L'OEB accueille la réunion mondiale des parties prenantes sur l'harmonisation du droit matériel des brevets
Participants à la réunion des parties prenantes au groupe de travail du groupe B+ sur l'harmonisation du droit matériel des brevets, organisée à l'OEB à Munich, les 17 et 18 février 2026
Le groupe de travail du groupe B+ sur l'harmonisation du droit matériel des brevets a réuni ses parties prenantes au niveau international les 17 et 18 février à l'OEB, sous la présidence de Julyan Elbro de l'Office de la propriété intellectuelle du Royaume-Uni. Cette réunion hybride a rassemblé plus de 70 représentants d'offices de brevets, utilisateurs et autres parties prenantes du monde entier, l'objectif étant de faire avancer les débats sur des aspects clés de l'harmonisation du droit matériel des brevets.
Dans son allocution de bienvenue, le Président de l'OEB, António Campinos, a souligné l'importance et l'intérêt de réunir les parties prenantes en un seul et même lieu d'échanges. Il a insisté sur la nature de plus en plus mondialisée de l'innovation, indiquant que l'harmonisation du droit matériel des brevets était devenue une nécessité stratégique pour l'économie d'aujourd'hui. Il a également invité les utilisateurs à s'ouvrir à la flexibilité, élément indispensable pour parvenir à l'harmonisation : "Des règles ressenties comme différentes ne sont pas nécessairement meilleures ou pires, ce sont simplement des représentations différentes de nos objectifs communs pour promouvoir l'innovation. Et prendre le temps de nous comprendre les uns les autres, c'est créer de l'espace pour l'harmonisation."

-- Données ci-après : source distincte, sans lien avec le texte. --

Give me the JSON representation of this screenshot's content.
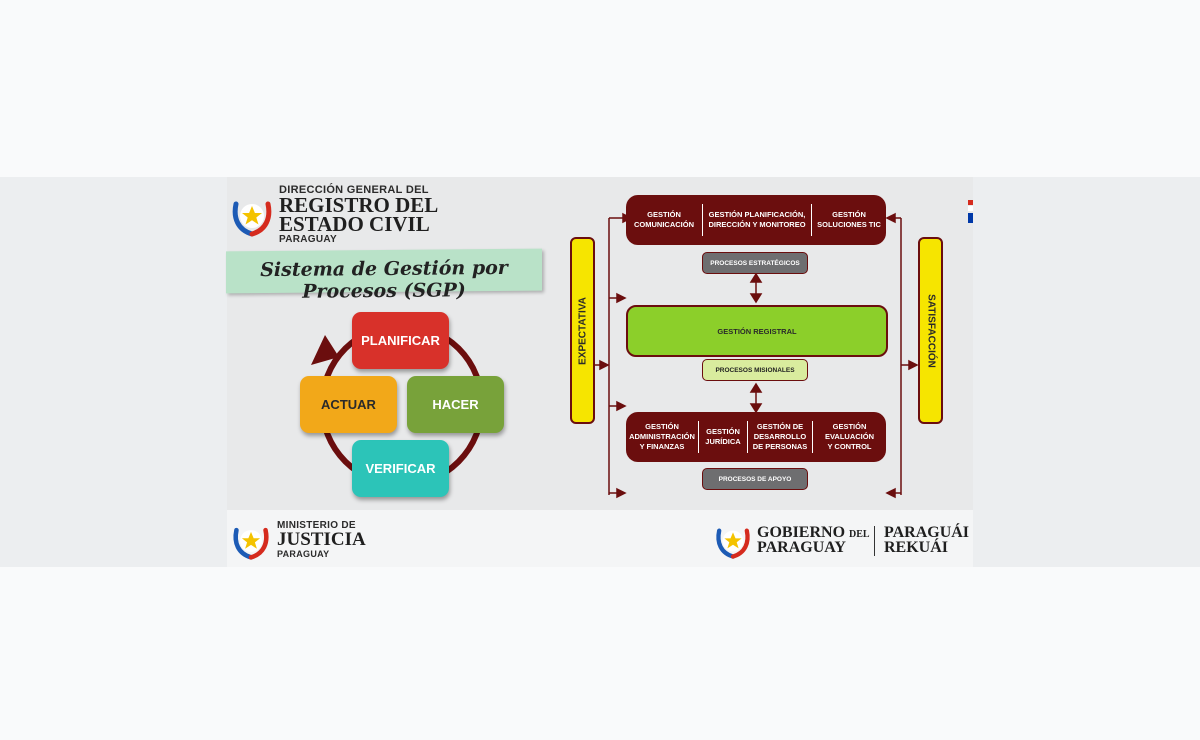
{
  "header": {
    "line1": "DIRECCIÓN GENERAL DEL",
    "line2": "REGISTRO DEL",
    "line3": "ESTADO CIVIL",
    "line4": "PARAGUAY"
  },
  "banner": {
    "title": "Sistema de Gestión por Procesos (SGP)"
  },
  "pdca": {
    "planificar": "PLANIFICAR",
    "hacer": "HACER",
    "verificar": "VERIFICAR",
    "actuar": "ACTUAR"
  },
  "process_map": {
    "left_bar": "EXPECTATIVA",
    "right_bar": "SATISFACCIÓN",
    "strategic": {
      "cells": [
        "GESTIÓN\nCOMUNICACIÓN",
        "GESTIÓN PLANIFICACIÓN,\nDIRECCIÓN Y MONITOREO",
        "GESTIÓN\nSOLUCIONES TIC"
      ],
      "label": "PROCESOS ESTRATÉGICOS"
    },
    "mission": {
      "cell": "GESTIÓN REGISTRAL",
      "label": "PROCESOS MISIONALES"
    },
    "support": {
      "cells": [
        "GESTIÓN\nADMINISTRACIÓN\nY FINANZAS",
        "GESTIÓN\nJURÍDICA",
        "GESTIÓN DE\nDESARROLLO\nDE PERSONAS",
        "GESTIÓN\nEVALUACIÓN\nY CONTROL"
      ],
      "label": "PROCESOS DE APOYO"
    }
  },
  "footer": {
    "ministerio": "MINISTERIO DE",
    "justicia": "JUSTICIA",
    "paraguay": "PARAGUAY",
    "gobierno": "GOBIERNO",
    "del": "DEL",
    "gob_paraguay": "PARAGUAY",
    "paraguai": "PARAGUÁI",
    "rekuai": "REKUÁI"
  },
  "colors": {
    "dark_red": "#6b0e0e",
    "yellow": "#f6e500",
    "green": "#8ccf2a",
    "planificar": "#d8312a",
    "hacer": "#78a23a",
    "verificar": "#2cc4b8",
    "actuar": "#f2a819"
  }
}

Un message d'encouragement de Pascal Faure, président du groupe B+, a été lu par son représentant, suivi d'une brève introduction par le président du groupe de travail du groupe B+. Puis les participants ont été informés des travaux de l'Observatoire des brevets et des technologies de l'OEB et du rôle joué par ce dernier pour améliorer l'accès au savoir sur la propriété intellectuelle et les technologies.
Discussions sur des aspects techniques clés
Les débats ont porté principalement sur les aspects contestés du délai de grâce, à savoir la date de référence, la publication accélérée et l'obligation d'une déclaration. Des utilisateurs japonais ont apporté de précieux éclairages sur les aspects pratiques à respecter pour s'acquitter de l'obligation de déclaration au Japon. Les conditions d'acquisition des droits d'usage antérieur ont été examinées, notamment les normes de comportement, à savoir si un droit émanant du demandeur devrait être accepté pendant le délai de grâce, ainsi que les limites d'acquisition de ces droits. Les participants se sont penchés sur l'étendue des droits d'usage antérieur, couvrant les modifications autorisées du volume d'utilisation, les modes de réalisation et les types d'actes d'utilisation de l'invention, apportant un éclaircissement sur ces points complexes. Il a été question également des demandes interférentes, englobant les questions complexes de "distance" entre les demandes, de dispositions anti-autocollision et de mesures de double protection par brevet, y compris le traitement des demandes PCT.
Les perspectives : travaux à venir du groupe de travail du groupe B+
À la fin de la réunion, le président a présenté les prochaines étapes que le groupe de travail souhaitait proposer pour le cycle 2026-2027, étapes qui ont recueilli le soutien des utilisateurs. Les parties prenantes ont réaffirmé leur engagement collectif à faire avancer le processus d'harmonisation. Dans l'immédiat, les éléments fournis par les utilisateurs lors de cette réunion seront intégrés dans le rapport du groupe de travail du groupe B+ sur les droits d'usage antérieur. Ce rapport sera présenté au groupe B+ lors de la réunion plénière qui se tiendra à Genève en juillet, en marge des assemblées générales de l'OMPI.